I pause, truly pondering on my state of mind at the time.

“I believed I was gaining more and more control of my emotions by the day. I thought that made me powerful, and better than other people. I had my emotions locked down so deep that I hardly felt anything anymore. My anger at Oswald was one of the first encounters that had stirred me in a long time. And I was angry. I was emotional. Much more than I would have admitted.”

Mara squeezes my thigh. She still fucking feels for me. No matter what I did. Whether it was justified or not.

“I gave him one last chance. I asked him for a letter of recommendation for a study abroad in Venice. It was a competitive program—only two students would be selected from our school.

“Oswald fixed me with this look of pretend sympathy, and said with what I’m sure he thought was complete sincerity, ‘I wish I could Cole, but I really don’t think anything you’ve made this semester justifies that sort of recommendation. Maybe next year, if you really come into your own.’

“I had just made a sculpture that had the whole classroom buzzing with envy, every student in that room wishing they’d thought of it first, and several of the girls snapping photos on their phones. Oswald gave it a B+. I could have killed him for that alone.

“From that moment forward, I started making plans. That was when I created my method, that served me flawlessly since.
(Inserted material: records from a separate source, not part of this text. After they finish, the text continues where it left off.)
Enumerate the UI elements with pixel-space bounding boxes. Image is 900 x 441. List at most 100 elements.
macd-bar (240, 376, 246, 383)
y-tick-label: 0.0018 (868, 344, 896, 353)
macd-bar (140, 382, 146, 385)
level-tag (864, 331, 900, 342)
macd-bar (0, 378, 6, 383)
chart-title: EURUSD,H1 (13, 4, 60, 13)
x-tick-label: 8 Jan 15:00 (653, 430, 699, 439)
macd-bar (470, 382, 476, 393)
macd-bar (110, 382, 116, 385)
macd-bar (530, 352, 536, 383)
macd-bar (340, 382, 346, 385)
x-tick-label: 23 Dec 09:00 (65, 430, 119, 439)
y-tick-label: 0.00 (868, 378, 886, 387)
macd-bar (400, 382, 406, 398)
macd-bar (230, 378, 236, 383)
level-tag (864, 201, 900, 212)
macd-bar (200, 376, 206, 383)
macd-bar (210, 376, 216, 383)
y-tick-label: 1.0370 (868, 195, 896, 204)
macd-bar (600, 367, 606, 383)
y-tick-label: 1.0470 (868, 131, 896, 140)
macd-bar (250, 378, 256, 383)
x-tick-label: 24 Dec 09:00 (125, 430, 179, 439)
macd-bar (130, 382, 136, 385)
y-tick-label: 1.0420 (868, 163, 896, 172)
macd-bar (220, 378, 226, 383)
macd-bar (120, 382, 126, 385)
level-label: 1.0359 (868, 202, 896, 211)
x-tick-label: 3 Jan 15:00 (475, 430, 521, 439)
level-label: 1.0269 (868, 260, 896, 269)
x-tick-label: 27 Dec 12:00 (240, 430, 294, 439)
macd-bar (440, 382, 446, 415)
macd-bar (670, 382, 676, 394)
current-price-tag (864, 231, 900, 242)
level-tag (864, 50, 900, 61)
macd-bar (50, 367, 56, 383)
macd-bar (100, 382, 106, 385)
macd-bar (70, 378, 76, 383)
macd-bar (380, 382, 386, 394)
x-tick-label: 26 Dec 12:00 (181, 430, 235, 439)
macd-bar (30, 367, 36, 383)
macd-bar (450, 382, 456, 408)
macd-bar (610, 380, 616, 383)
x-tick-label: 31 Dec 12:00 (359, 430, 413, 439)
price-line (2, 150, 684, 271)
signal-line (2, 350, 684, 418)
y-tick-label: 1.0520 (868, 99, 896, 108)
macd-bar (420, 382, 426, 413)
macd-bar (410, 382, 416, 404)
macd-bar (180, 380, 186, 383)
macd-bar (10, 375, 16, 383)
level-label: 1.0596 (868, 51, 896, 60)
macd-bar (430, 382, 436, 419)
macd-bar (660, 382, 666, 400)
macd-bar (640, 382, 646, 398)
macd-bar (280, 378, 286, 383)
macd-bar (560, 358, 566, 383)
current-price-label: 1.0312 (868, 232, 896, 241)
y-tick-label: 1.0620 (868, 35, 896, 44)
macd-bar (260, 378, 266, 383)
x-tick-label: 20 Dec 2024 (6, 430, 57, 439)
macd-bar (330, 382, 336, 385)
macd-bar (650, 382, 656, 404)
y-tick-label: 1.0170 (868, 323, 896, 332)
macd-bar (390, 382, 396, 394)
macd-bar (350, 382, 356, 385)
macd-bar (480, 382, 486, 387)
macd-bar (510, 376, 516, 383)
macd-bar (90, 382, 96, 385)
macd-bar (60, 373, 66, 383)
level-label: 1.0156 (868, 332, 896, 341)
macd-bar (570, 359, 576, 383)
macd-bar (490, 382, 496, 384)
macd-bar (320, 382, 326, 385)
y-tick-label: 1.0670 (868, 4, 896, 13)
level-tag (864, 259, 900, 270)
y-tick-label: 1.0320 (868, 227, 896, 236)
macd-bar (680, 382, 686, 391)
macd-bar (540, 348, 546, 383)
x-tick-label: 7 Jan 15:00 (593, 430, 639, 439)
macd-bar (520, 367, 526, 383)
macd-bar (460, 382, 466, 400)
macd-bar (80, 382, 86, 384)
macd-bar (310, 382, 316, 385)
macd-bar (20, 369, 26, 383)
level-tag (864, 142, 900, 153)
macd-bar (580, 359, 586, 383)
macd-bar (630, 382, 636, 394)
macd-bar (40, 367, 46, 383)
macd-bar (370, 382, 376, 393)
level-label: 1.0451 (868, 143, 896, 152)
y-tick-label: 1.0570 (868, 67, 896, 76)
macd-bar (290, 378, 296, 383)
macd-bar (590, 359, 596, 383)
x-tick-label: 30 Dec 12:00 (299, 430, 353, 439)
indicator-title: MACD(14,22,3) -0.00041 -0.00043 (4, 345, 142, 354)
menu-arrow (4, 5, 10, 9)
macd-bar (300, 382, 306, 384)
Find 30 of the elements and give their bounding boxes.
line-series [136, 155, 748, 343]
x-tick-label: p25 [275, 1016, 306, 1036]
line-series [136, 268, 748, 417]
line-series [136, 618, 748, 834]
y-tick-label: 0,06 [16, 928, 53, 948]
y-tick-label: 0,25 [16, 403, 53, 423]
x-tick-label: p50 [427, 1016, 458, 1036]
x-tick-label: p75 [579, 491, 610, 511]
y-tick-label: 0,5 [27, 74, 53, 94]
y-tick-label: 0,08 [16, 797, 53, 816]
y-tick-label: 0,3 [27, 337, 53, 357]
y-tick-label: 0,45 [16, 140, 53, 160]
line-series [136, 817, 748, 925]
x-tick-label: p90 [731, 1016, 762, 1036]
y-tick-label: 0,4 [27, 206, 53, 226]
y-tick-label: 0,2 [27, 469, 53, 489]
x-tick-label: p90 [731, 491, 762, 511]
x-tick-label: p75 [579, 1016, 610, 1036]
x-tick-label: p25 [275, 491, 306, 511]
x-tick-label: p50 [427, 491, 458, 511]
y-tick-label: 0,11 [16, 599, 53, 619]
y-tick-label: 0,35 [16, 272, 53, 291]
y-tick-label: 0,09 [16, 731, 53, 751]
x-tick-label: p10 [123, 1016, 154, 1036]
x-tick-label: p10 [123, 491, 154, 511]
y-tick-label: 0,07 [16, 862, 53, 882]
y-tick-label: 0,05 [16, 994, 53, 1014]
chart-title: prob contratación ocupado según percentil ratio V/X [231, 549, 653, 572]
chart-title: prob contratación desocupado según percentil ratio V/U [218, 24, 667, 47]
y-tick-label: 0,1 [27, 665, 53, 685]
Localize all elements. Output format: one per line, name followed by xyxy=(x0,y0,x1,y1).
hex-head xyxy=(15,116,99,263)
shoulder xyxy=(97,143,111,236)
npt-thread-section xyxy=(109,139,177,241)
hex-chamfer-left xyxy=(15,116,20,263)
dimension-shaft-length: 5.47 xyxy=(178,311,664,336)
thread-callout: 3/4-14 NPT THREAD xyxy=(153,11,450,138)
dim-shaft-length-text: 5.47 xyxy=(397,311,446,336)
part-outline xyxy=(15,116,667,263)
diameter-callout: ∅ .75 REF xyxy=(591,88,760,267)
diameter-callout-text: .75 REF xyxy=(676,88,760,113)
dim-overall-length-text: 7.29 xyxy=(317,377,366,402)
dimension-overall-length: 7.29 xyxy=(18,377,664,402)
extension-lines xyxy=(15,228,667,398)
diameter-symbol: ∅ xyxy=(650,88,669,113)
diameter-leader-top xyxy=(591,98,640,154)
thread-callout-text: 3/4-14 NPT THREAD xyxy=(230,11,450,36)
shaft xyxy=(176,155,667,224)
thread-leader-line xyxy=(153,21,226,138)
I found an abandoned mine shaft, not on any map, far away from hiking trails. You’ll know where that was, because it’s where you and I first met.”

Mara’s mouth falls open as she finally realizes what I was doing that night. I wasn’t in the woods to find her—I was there to lose someone else.

“I spent four weeks researching forensic evidence, and four more planning the event. It all went off exactly as I planned. I entered his house via an unlocked window I’d scouted before. I wore a full containment suit. Knelt on his chest before he even woke up, already strangling him, pinning him down with my weight. He looked up into my eyes and I saw the comprehension on his face. He knew why I was killing him. I wanted him to know. I finally got the acknowledgement of what he’d done. It passed silently between us as he died.